The advent of the social networks has made media a free-for-all. If anyone, named or anonymous, foreign of domestic, paid or not, sane or crazy, honest or crooked can be a news source with an unlimited distribution potential, there’s no way to rein in disinformation. In this kind of marketplace, anything goes because everyone competes for attention on the same terms. That’s the great democratic appeal of social media.
It’s also what powers Stamos’s bleak vision of an infowar World Cup, in which U.S. adversaries such as Iran, China and North Korea, domestic influence groups, along with U.S. allies seeking to promote candidates, can use the same tricks as the Russians, whose social network campaign in the 2016 presidential election “required only basic proficiency in English, knowledge of the U.S. political scene available to any consumer of partisan blogs, and the tenacity to exploit the social media platforms’ complicated content policies and natural desire to not censor political speech.”
Stamos clearly is uneasy about the microtargeting of political messages to specific voters. But microtargeting is the core of the social media platforms’ business models. If it’s legitimate for selling goods, why shouldn’t it be used to spread ideas? If direct political messaging were regulated but microtargeting wasn’t, political actors would find other ways to propagate their message: books, media articles or charitable causes. That kind of regulation probably won’t be a deterrent. When Russia banned alcohol advertising on television, companies started taking out ads for mineral water with the same labels as their vodka.

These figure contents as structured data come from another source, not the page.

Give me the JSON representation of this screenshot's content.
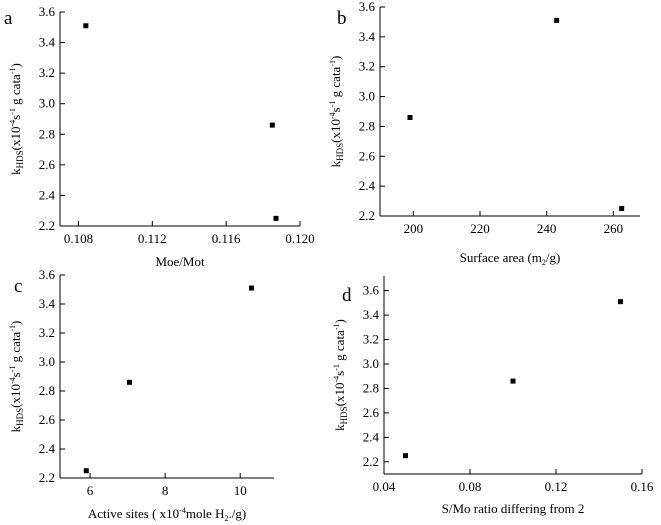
{
  "chart_data": [
    {
      "panel": "a",
      "type": "scatter",
      "xlabel": "Moe/Mot",
      "ylabel": {
        "k": "k",
        "sub": "HDS",
        "pre": "(x10",
        "exp": "-4",
        "mid": "s",
        "exp2": "-1",
        "post": "g cata",
        "exp3": "-1",
        "close": ")"
      },
      "xlim": [
        0.107,
        0.12
      ],
      "ylim": [
        2.2,
        3.6
      ],
      "xticks": [
        0.108,
        0.112,
        0.116,
        0.12
      ],
      "xtick_labels": [
        "0.108",
        "0.112",
        "0.116",
        "0.120"
      ],
      "yticks": [
        2.2,
        2.4,
        2.6,
        2.8,
        3.0,
        3.2,
        3.4,
        3.6
      ],
      "ytick_labels": [
        "2.2",
        "2.4",
        "2.6",
        "2.8",
        "3.0",
        "3.2",
        "3.4",
        "3.6"
      ],
      "points": [
        {
          "x": 0.1084,
          "y": 3.51
        },
        {
          "x": 0.1185,
          "y": 2.86
        },
        {
          "x": 0.1187,
          "y": 2.25
        }
      ]
    },
    {
      "panel": "b",
      "type": "scatter",
      "xlabel": {
        "main": "Surface area (m",
        "sub": "2",
        "post": "/g)"
      },
      "ylabel": {
        "k": "k",
        "sub": "HDS",
        "pre": "(x10",
        "exp": "-4",
        "mid": "s",
        "exp2": "-1",
        "post": "g cata",
        "exp3": "-1",
        "close": ")"
      },
      "xlim": [
        190,
        268
      ],
      "ylim": [
        2.2,
        3.6
      ],
      "xticks": [
        200,
        220,
        240,
        260
      ],
      "xtick_labels": [
        "200",
        "220",
        "240",
        "260"
      ],
      "yticks": [
        2.2,
        2.4,
        2.6,
        2.8,
        3.0,
        3.2,
        3.4,
        3.6
      ],
      "ytick_labels": [
        "2.2",
        "2.4",
        "2.6",
        "2.8",
        "3.0",
        "3.2",
        "3.4",
        "3.6"
      ],
      "points": [
        {
          "x": 199,
          "y": 2.86
        },
        {
          "x": 243,
          "y": 3.51
        },
        {
          "x": 262.5,
          "y": 2.25
        }
      ]
    },
    {
      "panel": "c",
      "type": "scatter",
      "xlabel": {
        "main": "Active sites ( x10",
        "exp": "-4",
        "mid": "mole H",
        "sub": "2",
        "post": "./g)"
      },
      "ylabel": {
        "k": "k",
        "sub": "HDS",
        "pre": "(x10",
        "exp": "-4",
        "mid": "s",
        "exp2": "-1",
        "post": "g cata",
        "exp3": "-1",
        "close": ")"
      },
      "xlim": [
        5.2,
        10.9
      ],
      "ylim": [
        2.2,
        3.6
      ],
      "xticks": [
        6,
        8,
        10
      ],
      "xtick_labels": [
        "6",
        "8",
        "10"
      ],
      "yticks": [
        2.2,
        2.4,
        2.6,
        2.8,
        3.0,
        3.2,
        3.4,
        3.6
      ],
      "ytick_labels": [
        "2.2",
        "2.4",
        "2.6",
        "2.8",
        "3.0",
        "3.2",
        "3.4",
        "3.6"
      ],
      "points": [
        {
          "x": 5.9,
          "y": 2.25
        },
        {
          "x": 7.05,
          "y": 2.86
        },
        {
          "x": 10.3,
          "y": 3.51
        }
      ]
    },
    {
      "panel": "d",
      "type": "scatter",
      "xlabel": "S/Mo ratio differing from 2",
      "ylabel": {
        "k": "k",
        "sub": "HDS",
        "pre": "(x10",
        "exp": "-4",
        "mid": "s",
        "exp2": "-1",
        "post": "g cata",
        "exp3": "-1",
        "close": ")"
      },
      "xlim": [
        0.04,
        0.16
      ],
      "ylim": [
        2.1,
        3.72
      ],
      "xticks": [
        0.04,
        0.08,
        0.12,
        0.16
      ],
      "xtick_labels": [
        "0.04",
        "0.08",
        "0.12",
        "0.16"
      ],
      "yticks": [
        2.2,
        2.4,
        2.6,
        2.8,
        3.0,
        3.2,
        3.4,
        3.6
      ],
      "ytick_labels": [
        "2.2",
        "2.4",
        "2.6",
        "2.8",
        "3.0",
        "3.2",
        "3.4",
        "3.6"
      ],
      "points": [
        {
          "x": 0.05,
          "y": 2.25
        },
        {
          "x": 0.1,
          "y": 2.86
        },
        {
          "x": 0.15,
          "y": 3.51
        }
      ]
    }
  ]
}
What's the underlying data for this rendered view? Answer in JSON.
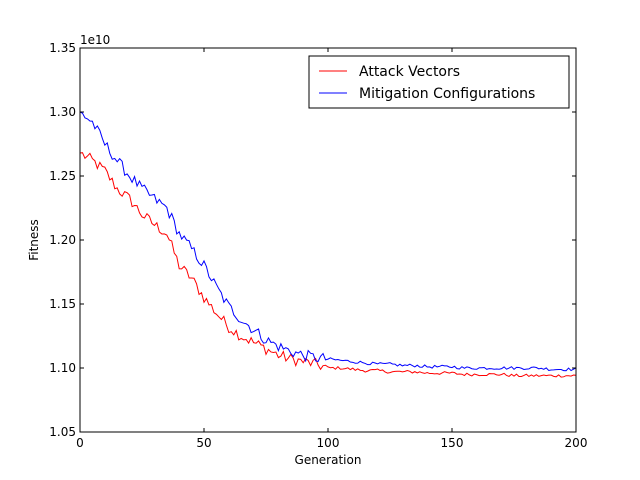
{
  "chart_data": {
    "type": "line",
    "title": "",
    "xlabel": "Generation",
    "ylabel": "Fitness",
    "offset_text": "1e10",
    "xlim": [
      0,
      200
    ],
    "ylim": [
      1.05,
      1.35
    ],
    "x_ticks": [
      0,
      50,
      100,
      150,
      200
    ],
    "x_tick_labels": [
      "0",
      "50",
      "100",
      "150",
      "200"
    ],
    "y_ticks": [
      1.05,
      1.1,
      1.15,
      1.2,
      1.25,
      1.3,
      1.35
    ],
    "y_tick_labels": [
      "1.05",
      "1.10",
      "1.15",
      "1.20",
      "1.25",
      "1.30",
      "1.35"
    ],
    "legend_position": "top-right",
    "series": [
      {
        "name": "Attack Vectors",
        "color": "#ff0000",
        "x": [
          0,
          5,
          10,
          15,
          20,
          25,
          30,
          35,
          40,
          45,
          50,
          55,
          60,
          65,
          70,
          75,
          80,
          85,
          90,
          95,
          100,
          105,
          110,
          115,
          120,
          125,
          130,
          135,
          140,
          145,
          150,
          155,
          160,
          165,
          170,
          175,
          180,
          185,
          190,
          195,
          200
        ],
        "values": [
          1.268,
          1.262,
          1.254,
          1.24,
          1.232,
          1.22,
          1.212,
          1.205,
          1.18,
          1.17,
          1.155,
          1.143,
          1.132,
          1.125,
          1.12,
          1.115,
          1.11,
          1.107,
          1.105,
          1.103,
          1.1,
          1.1,
          1.099,
          1.098,
          1.098,
          1.097,
          1.097,
          1.097,
          1.096,
          1.096,
          1.096,
          1.095,
          1.095,
          1.095,
          1.095,
          1.094,
          1.094,
          1.094,
          1.094,
          1.094,
          1.094
        ]
      },
      {
        "name": "Mitigation Configurations",
        "color": "#0000ff",
        "x": [
          0,
          5,
          10,
          15,
          20,
          25,
          30,
          35,
          40,
          45,
          50,
          55,
          60,
          65,
          70,
          75,
          80,
          85,
          90,
          95,
          100,
          105,
          110,
          115,
          120,
          125,
          130,
          135,
          140,
          145,
          150,
          155,
          160,
          165,
          170,
          175,
          180,
          185,
          190,
          195,
          200
        ],
        "values": [
          1.3,
          1.292,
          1.275,
          1.262,
          1.25,
          1.24,
          1.232,
          1.225,
          1.205,
          1.193,
          1.18,
          1.163,
          1.148,
          1.138,
          1.13,
          1.122,
          1.117,
          1.113,
          1.11,
          1.108,
          1.107,
          1.106,
          1.105,
          1.104,
          1.103,
          1.103,
          1.102,
          1.102,
          1.101,
          1.101,
          1.101,
          1.1,
          1.1,
          1.1,
          1.1,
          1.1,
          1.1,
          1.1,
          1.099,
          1.099,
          1.099
        ]
      }
    ]
  }
}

The social networks are extremely efficient at spreading information within filter bubbles that exclude those who don’t belong, with economics based on slicing and dicing the audience after pressuring people to give up as much personal data as possible. Any regulation that doesn’t change these basic rules will be unable to fend off Stamos’s vision of the evolution of American politics. Any regulation that does change these operating principles will threaten to kill off social media as we know it.
Maybe that wouldn’t be the worst outcome, given the emerging links between the platforms and politically-motivated violence. The transformation of social media could be the path toward a cleaner, more honestly competitive democracy, too. It’s likely too late, however, to try squeezing the toothpaste back into the tube; it’s not just the 2018 midterms that it’s “too late to protect,” as Stamos writes, but all elections in the social media-infested U.S. Unless, of course, voters eventually take matters into their own hands and learn to resist online manipulation.